Dicht aneinander die niedrigen Häuser am Dorfeingang, hölzern und rechtschaffen. Hinter dicken Vorhängen vermutet man muffige Stuben und genügsame Ehen. Ein einzelner vierstöckiger Betonblock. Der Dorfladen hat dichtgemacht. Ein verschossenes Plakat wirbt noch für Stumpen, die es längst nicht mehr gibt. Nichts ist übertan hier, man findet sich zurecht in einem alten Dorf. Der „Gasthof zum Sternen“ taucht auf. Zwei Gäste treten über eine Treppe ins Freie und stecken sich eine Zigarette an. Der „Sternen“ hat tatsächlich geöffnet. Da will auch ich einkehren.
Ein Hauch von Kegelbahn dringt in die schattige Stube, eine wortkarge Runde trinkt Bier. Mit Kind, Hund und Grossmutter sitzt eine Familie vor einer Landschaftsmalerei, ebenso silhouettenhaft wie die hohen und niedrigen Berge in ihrem Rücken. Ganz ohne Ton ziehen Rennautos auf einem Bildschirm ihre Runden. Ich lasse mich am Ecktisch nieder und schaue auf den Hinterhof hinaus. Ein Fahrrad liegt im Kies. Der Kellner bringt mir einen Dôle.
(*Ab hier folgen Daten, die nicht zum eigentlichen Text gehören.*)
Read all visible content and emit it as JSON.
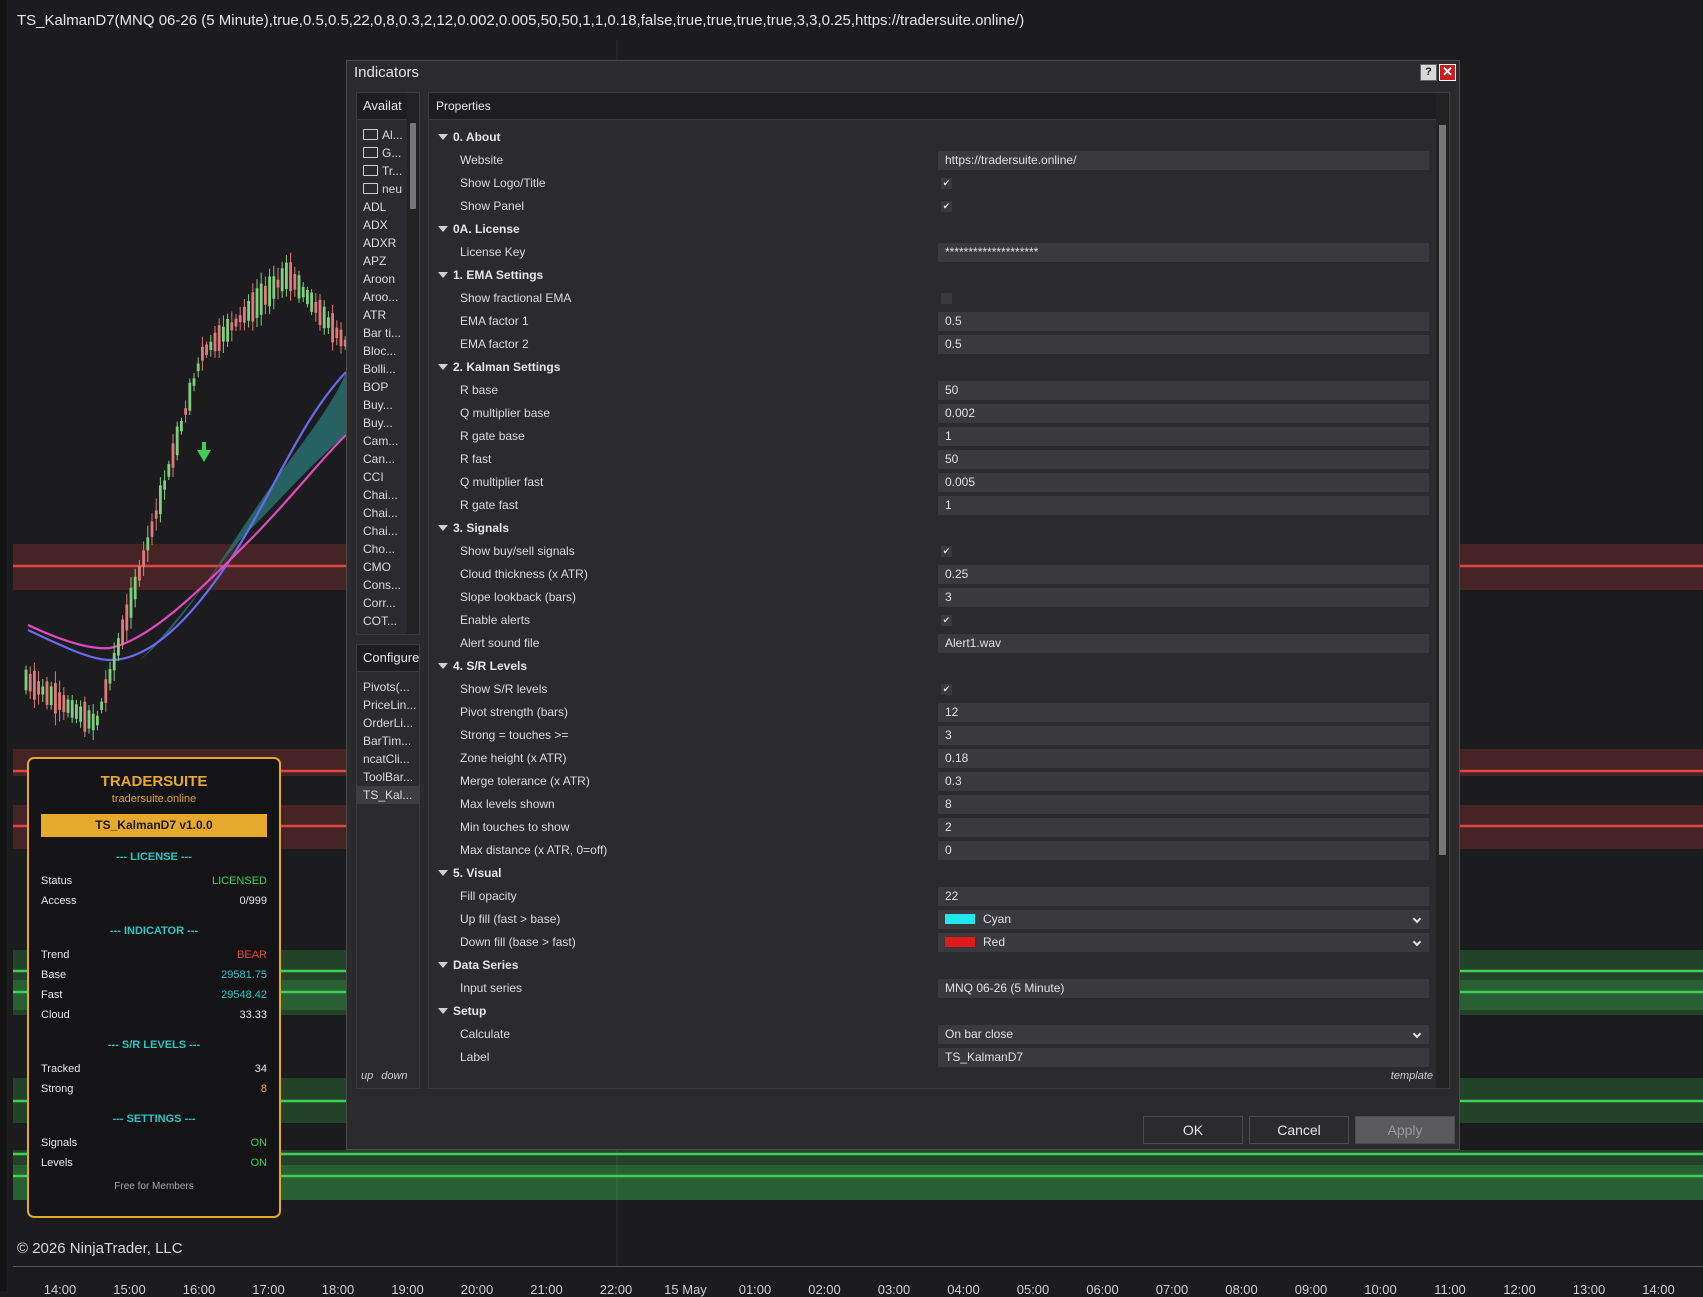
{
  "chart": {
    "title": "TS_KalmanD7(MNQ 06-26 (5 Minute),true,0.5,0.5,22,0,8,0.3,2,12,0.002,0.005,50,50,1,1,0.18,false,true,true,true,true,3,3,0.25,https://tradersuite.online/)",
    "copyright": "© 2026 NinjaTrader, LLC",
    "time_ticks": [
      "14:00",
      "15:00",
      "16:00",
      "17:00",
      "18:00",
      "19:00",
      "20:00",
      "21:00",
      "22:00",
      "15 May",
      "01:00",
      "02:00",
      "03:00",
      "04:00",
      "05:00",
      "06:00",
      "07:00",
      "08:00",
      "09:00",
      "10:00",
      "11:00",
      "12:00",
      "13:00",
      "14:00"
    ],
    "colors": {
      "fast_line": "#e04ac0",
      "base_line": "#6a6af0",
      "cloud_up": "#2a7a7a",
      "resistance": "#e04545",
      "support": "#3ecf55",
      "candle_up": "#7fcf7f",
      "candle_down": "#e07a7a",
      "buy_signal": "#3ecf55"
    }
  },
  "ts_panel": {
    "brand": "TRADERSUITE",
    "site": "tradersuite.online",
    "version": "TS_KalmanD7 v1.0.0",
    "license_title": "--- LICENSE ---",
    "license": [
      {
        "label": "Status",
        "value": "LICENSED",
        "color": "#3ecf55"
      },
      {
        "label": "Access",
        "value": "0/999",
        "color": "#e8e8e8"
      }
    ],
    "indicator_title": "--- INDICATOR ---",
    "indicator": [
      {
        "label": "Trend",
        "value": "BEAR",
        "color": "#e04545"
      },
      {
        "label": "Base",
        "value": "29581.75",
        "color": "#2ec4c4"
      },
      {
        "label": "Fast",
        "value": "29548.42",
        "color": "#2ec4c4"
      },
      {
        "label": "Cloud",
        "value": "33.33",
        "color": "#e8e8e8"
      }
    ],
    "sr_title": "--- S/R LEVELS ---",
    "sr": [
      {
        "label": "Tracked",
        "value": "34",
        "color": "#e8e8e8"
      },
      {
        "label": "Strong",
        "value": "8",
        "color": "#e6a92e"
      }
    ],
    "settings_title": "--- SETTINGS ---",
    "settings": [
      {
        "label": "Signals",
        "value": "ON",
        "color": "#3ecf55"
      },
      {
        "label": "Levels",
        "value": "ON",
        "color": "#3ecf55"
      }
    ],
    "footer": "Free for Members"
  },
  "dialog": {
    "title": "Indicators",
    "help": "?",
    "close": "✕",
    "available_header": "Availat",
    "available_items": [
      {
        "label": "Al...",
        "folder": true
      },
      {
        "label": "G...",
        "folder": true
      },
      {
        "label": "Tr...",
        "folder": true
      },
      {
        "label": "neu",
        "folder": true
      },
      {
        "label": "ADL"
      },
      {
        "label": "ADX"
      },
      {
        "label": "ADXR"
      },
      {
        "label": "APZ"
      },
      {
        "label": "Aroon"
      },
      {
        "label": "Aroo..."
      },
      {
        "label": "ATR"
      },
      {
        "label": "Bar ti..."
      },
      {
        "label": "Bloc..."
      },
      {
        "label": "Bolli..."
      },
      {
        "label": "BOP"
      },
      {
        "label": "Buy..."
      },
      {
        "label": "Buy..."
      },
      {
        "label": "Cam..."
      },
      {
        "label": "Can..."
      },
      {
        "label": "CCI"
      },
      {
        "label": "Chai..."
      },
      {
        "label": "Chai..."
      },
      {
        "label": "Chai..."
      },
      {
        "label": "Cho..."
      },
      {
        "label": "CMO"
      },
      {
        "label": "Cons..."
      },
      {
        "label": "Corr..."
      },
      {
        "label": "COT..."
      }
    ],
    "configured_header": "Configure",
    "configured_items": [
      "Pivots(...",
      "PriceLin...",
      "OrderLi...",
      "BarTim...",
      "ncatCli...",
      "ToolBar...",
      "TS_Kal..."
    ],
    "up_label": "up",
    "down_label": "down",
    "properties_header": "Properties",
    "template_label": "template",
    "properties": [
      {
        "type": "cat",
        "label": "0. About"
      },
      {
        "type": "text",
        "label": "Website",
        "value": "https://tradersuite.online/"
      },
      {
        "type": "check",
        "label": "Show Logo/Title",
        "checked": true
      },
      {
        "type": "check",
        "label": "Show Panel",
        "checked": true
      },
      {
        "type": "cat",
        "label": "0A. License"
      },
      {
        "type": "text",
        "label": "License Key",
        "value": "********************"
      },
      {
        "type": "cat",
        "label": "1. EMA Settings"
      },
      {
        "type": "check",
        "label": "Show fractional EMA",
        "checked": false
      },
      {
        "type": "text",
        "label": "EMA factor 1",
        "value": "0.5"
      },
      {
        "type": "text",
        "label": "EMA factor 2",
        "value": "0.5"
      },
      {
        "type": "cat",
        "label": "2. Kalman Settings"
      },
      {
        "type": "text",
        "label": "R base",
        "value": "50"
      },
      {
        "type": "text",
        "label": "Q multiplier base",
        "value": "0.002"
      },
      {
        "type": "text",
        "label": "R gate base",
        "value": "1"
      },
      {
        "type": "text",
        "label": "R fast",
        "value": "50"
      },
      {
        "type": "text",
        "label": "Q multiplier fast",
        "value": "0.005"
      },
      {
        "type": "text",
        "label": "R gate fast",
        "value": "1"
      },
      {
        "type": "cat",
        "label": "3. Signals"
      },
      {
        "type": "check",
        "label": "Show buy/sell signals",
        "checked": true
      },
      {
        "type": "text",
        "label": "Cloud thickness (x ATR)",
        "value": "0.25"
      },
      {
        "type": "text",
        "label": "Slope lookback (bars)",
        "value": "3"
      },
      {
        "type": "check",
        "label": "Enable alerts",
        "checked": true
      },
      {
        "type": "text",
        "label": "Alert sound file",
        "value": "Alert1.wav"
      },
      {
        "type": "cat",
        "label": "4. S/R Levels"
      },
      {
        "type": "check",
        "label": "Show S/R levels",
        "checked": true
      },
      {
        "type": "text",
        "label": "Pivot strength (bars)",
        "value": "12"
      },
      {
        "type": "text",
        "label": "Strong = touches >=",
        "value": "3"
      },
      {
        "type": "text",
        "label": "Zone height (x ATR)",
        "value": "0.18"
      },
      {
        "type": "text",
        "label": "Merge tolerance (x ATR)",
        "value": "0.3"
      },
      {
        "type": "text",
        "label": "Max levels shown",
        "value": "8"
      },
      {
        "type": "text",
        "label": "Min touches to show",
        "value": "2"
      },
      {
        "type": "text",
        "label": "Max distance (x ATR, 0=off)",
        "value": "0"
      },
      {
        "type": "cat",
        "label": "5. Visual"
      },
      {
        "type": "text",
        "label": "Fill opacity",
        "value": "22"
      },
      {
        "type": "color",
        "label": "Up fill (fast > base)",
        "value": "Cyan",
        "swatch": "#22e6f0"
      },
      {
        "type": "color",
        "label": "Down fill (base > fast)",
        "value": "Red",
        "swatch": "#e01919"
      },
      {
        "type": "cat",
        "label": "Data Series"
      },
      {
        "type": "text",
        "label": "Input series",
        "value": "MNQ 06-26 (5 Minute)"
      },
      {
        "type": "cat",
        "label": "Setup"
      },
      {
        "type": "select",
        "label": "Calculate",
        "value": "On bar close"
      },
      {
        "type": "text",
        "label": "Label",
        "value": "TS_KalmanD7"
      }
    ],
    "ok_label": "OK",
    "cancel_label": "Cancel",
    "apply_label": "Apply"
  }
}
Ausser dem Amtsblatt gibt es nichts zu lesen hier. Ich halte es hoch gegen das Licht und höre dabei dem Gespräch der beiden Raucher zu, die zurückgekommen sind und am Nebentisch Platz genommen haben. Sie reden über einen Thriller. Kurz hat der Hund aufgemuckt und die Grossmutter hat ihn unter den Tisch verwiesen. Auf dem Bildschirm ziehen die Rennautos ihre Runden. Das Kind ist brav und gescheitelt. In einer vollgestopften Damenhandtasche liegt eine giftige Pille. Die Familie kriegt jetzt Kuchen. Nur der Vater will keinen, kehrt sich nach hinten und studiert das Landschaftsbild. Steif am Tresen steht der Kellner. Die Rennautos ziehen ihre Runden, stumm ihre Runden.
Da schlägt am Nebentisch der Mörder zu. Die Grossmutter neigt zur Seite und schläft ein. Mutter und Kind tuscheln. Auf das Fahrrad im Hinterhof tröpfelt ein leichter Regen, befeuchtet den Kies. Plötzlich wird es vom Stammtisch her laut, die Runde zahlt und verlässt das Lokal. Ein weggerückter Stuhl bleibt mitten im Raum zurück wie eine versetzte Braut. Auch ich bezahle bald meinen Wein und stehe auf, der Hund begleitet mich kameradschaftlich zum Ausgang. Im Augenwinkel seh ich einen Piloten dem Cockpit entsteigen.
Draussen nieselt es jetzt stärker. Die Luft schmeckt nach nassem Stein. Von einem Parkplatz schlägt eine Autotür. Ich steige die Treppe hinunter und richte mein Jackett. Ein Motor startet. Ich mache mich auf den Heimweg. Einen Schirm hab ich nicht.